Today, relations with China are more strained. And the need for both rare earths and permanent magnets is increasing as we move to a clean energy economy.

The US has woken up to the realization that it is at a significant strategic disadvantage to China in this vital area for the country’s economy and national security. It has restarted an idle rare earth mine in California, and it is eyeing potential new mine sites in Arizona, Nevada and Wyoming. But it will take more than a decade for these mines to come online.

Game changer

This is why the discovery of synthetic tetrataenite is so exciting, says Jonathan Hykawy. The compound is so tough that manufacturers can make permanent magnets out of it for all but the most demanding machinery. If that happens, the US could fill a large part of the magnet market by itself, reducing the need for certain rare earths. And that would lead to a major shift in America’s relationship with China. The United States would no longer depend on a competitor for these key materials or depend on them for certain parts essential to the production of important technology.

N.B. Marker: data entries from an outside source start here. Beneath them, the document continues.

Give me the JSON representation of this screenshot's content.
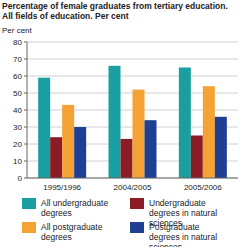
{
  "chart_data": {
    "type": "bar",
    "title": "Percentage of female graduates from tertiary education.",
    "subtitle": "All fields of education. Per cent",
    "y_label": "Per cent",
    "categories": [
      "1995/1996",
      "2004/2005",
      "2005/2006"
    ],
    "series": [
      {
        "name": "All undergraduate degrees",
        "color": "#1a9fa0",
        "values": [
          59,
          66,
          65
        ]
      },
      {
        "name": "Undergraduate degrees in natural sciences",
        "color": "#8b1c24",
        "values": [
          24,
          23,
          25
        ]
      },
      {
        "name": "All postgraduate degrees",
        "color": "#f4a233",
        "values": [
          43,
          52,
          54
        ]
      },
      {
        "name": "Postgraduate degrees in natural sciences",
        "color": "#1f3f93",
        "values": [
          30,
          34,
          36
        ]
      }
    ],
    "ylim": [
      0,
      80
    ],
    "yticks": [
      0,
      10,
      20,
      30,
      40,
      50,
      60,
      70,
      80
    ],
    "grid": true,
    "legend": "bottom"
  }
}
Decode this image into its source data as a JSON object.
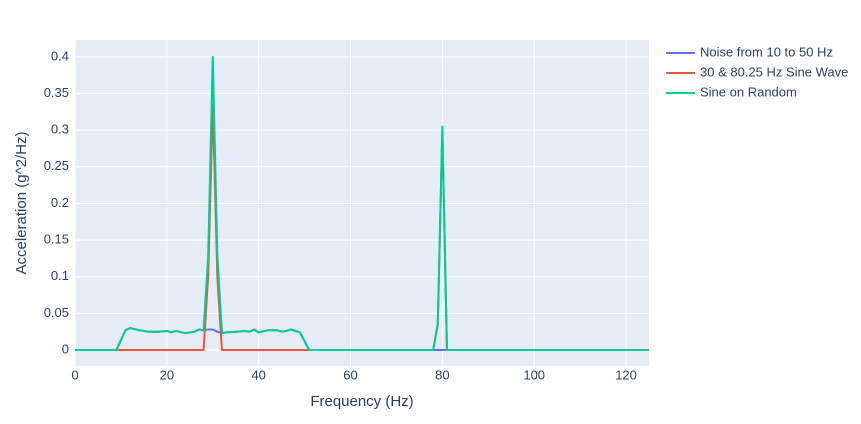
{
  "chart_data": {
    "type": "line",
    "x_label": "Frequency (Hz)",
    "y_label": "Acceleration (g^2/Hz)",
    "x": [
      0,
      9,
      11,
      12,
      14,
      16,
      18,
      20,
      21,
      22,
      24,
      26,
      27,
      28,
      29,
      30,
      31,
      32,
      33,
      35,
      37,
      38,
      39,
      40,
      42,
      44,
      45,
      46,
      47,
      49,
      51,
      60,
      78,
      79,
      80,
      81,
      82,
      100,
      125
    ],
    "series": [
      {
        "name": "Noise from 10 to 50 Hz",
        "color": "#636efa",
        "values": [
          0,
          0,
          0.027,
          0.03,
          0.027,
          0.025,
          0.025,
          0.026,
          0.024,
          0.026,
          0.023,
          0.025,
          0.028,
          0.027,
          0.028,
          0.028,
          0.025,
          0.023,
          0.024,
          0.025,
          0.026,
          0.025,
          0.028,
          0.024,
          0.027,
          0.027,
          0.025,
          0.026,
          0.028,
          0.024,
          0,
          0,
          0,
          0,
          0,
          0,
          0,
          0,
          0
        ]
      },
      {
        "name": "30 & 80.25 Hz Sine Wave",
        "color": "#ef553b",
        "values": [
          0,
          0,
          0,
          0,
          0,
          0,
          0,
          0,
          0,
          0,
          0,
          0,
          0,
          0,
          0.1,
          0.335,
          0.1,
          0,
          0,
          0,
          0,
          0,
          0,
          0,
          0,
          0,
          0,
          0,
          0,
          0,
          0,
          0,
          0,
          0.035,
          0.3,
          0,
          0,
          0,
          0
        ]
      },
      {
        "name": "Sine on Random",
        "color": "#00cc96",
        "values": [
          0,
          0,
          0.027,
          0.03,
          0.027,
          0.025,
          0.025,
          0.026,
          0.024,
          0.026,
          0.023,
          0.025,
          0.028,
          0.027,
          0.128,
          0.4,
          0.13,
          0.023,
          0.024,
          0.025,
          0.026,
          0.025,
          0.028,
          0.024,
          0.027,
          0.027,
          0.025,
          0.026,
          0.028,
          0.024,
          0,
          0,
          0,
          0.035,
          0.305,
          0,
          0,
          0,
          0
        ]
      }
    ],
    "xlim": [
      0,
      125
    ],
    "ylim": [
      -0.0218,
      0.423
    ],
    "xticks": [
      0,
      20,
      40,
      60,
      80,
      100,
      120
    ],
    "yticks": [
      0,
      0.05,
      0.1,
      0.15,
      0.2,
      0.25,
      0.3,
      0.35,
      0.4
    ],
    "grid": true,
    "legend": "outside-right"
  }
}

However, there is a potential downside. Rare earths are not only used in the production of permanent magnets. They are used in fiber optics, in radiation scanners, in television, in personal electronics. If a large part of the rare earth market disappears because of tetrataenite, Hykawy says, the production of all these other important rare earths could be disrupted. They can become significantly more expensive to produce, which can increase the cost of a number of consumer and industrial goods.

Far out

But it will take a long time before tetrataenite is in a position to disrupt existing markets, says Laura Lewis. She says there is still a lot of testing to be done to find out if laboratory tetrataenite is as hardy and as useful as the material in outer space. And even if it turns out to be just as good, it will be five to eight years “pedal to the metal” before anyone can make permanent magnets out of it.

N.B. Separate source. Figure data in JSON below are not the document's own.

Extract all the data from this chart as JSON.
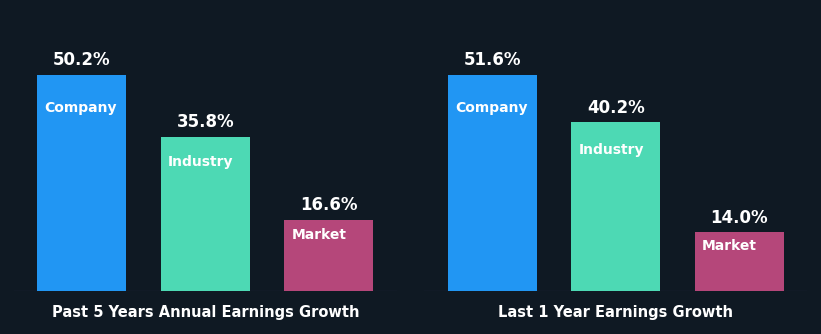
{
  "background_color": "#0f1923",
  "chart1": {
    "title": "Past 5 Years Annual Earnings Growth",
    "categories": [
      "Company",
      "Industry",
      "Market"
    ],
    "values": [
      50.2,
      35.8,
      16.6
    ],
    "colors": [
      "#2196f3",
      "#4dd9b4",
      "#b5477a"
    ],
    "labels": [
      "50.2%",
      "35.8%",
      "16.6%"
    ]
  },
  "chart2": {
    "title": "Last 1 Year Earnings Growth",
    "categories": [
      "Company",
      "Industry",
      "Market"
    ],
    "values": [
      51.6,
      40.2,
      14.0
    ],
    "colors": [
      "#2196f3",
      "#4dd9b4",
      "#b5477a"
    ],
    "labels": [
      "51.6%",
      "40.2%",
      "14.0%"
    ]
  },
  "text_color": "#ffffff",
  "title_color": "#ffffff",
  "bar_label_fontsize": 12,
  "category_label_fontsize": 10,
  "title_fontsize": 10.5,
  "bar_width": 0.72
}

Meanwhile, China’s competitors are working hard to acquire rare earths of their own. US invests in mines in Australia; exploration is underway in Malaysia, and the Japanese are researching ways to extract elements from mud mined from the seabed. Jonathan Hykawy says that if countries are willing to invest in the extraction of rare earths, and tolerate the environmental consequences, there is no reason why they cannot level the playing field with China.

“If we were willing to pay enough to produce these things, you can overcome these problems and you can produce these things in an environmentally responsible way,” he says. “This is no worse than mining and manufacturing aluminum, for example.”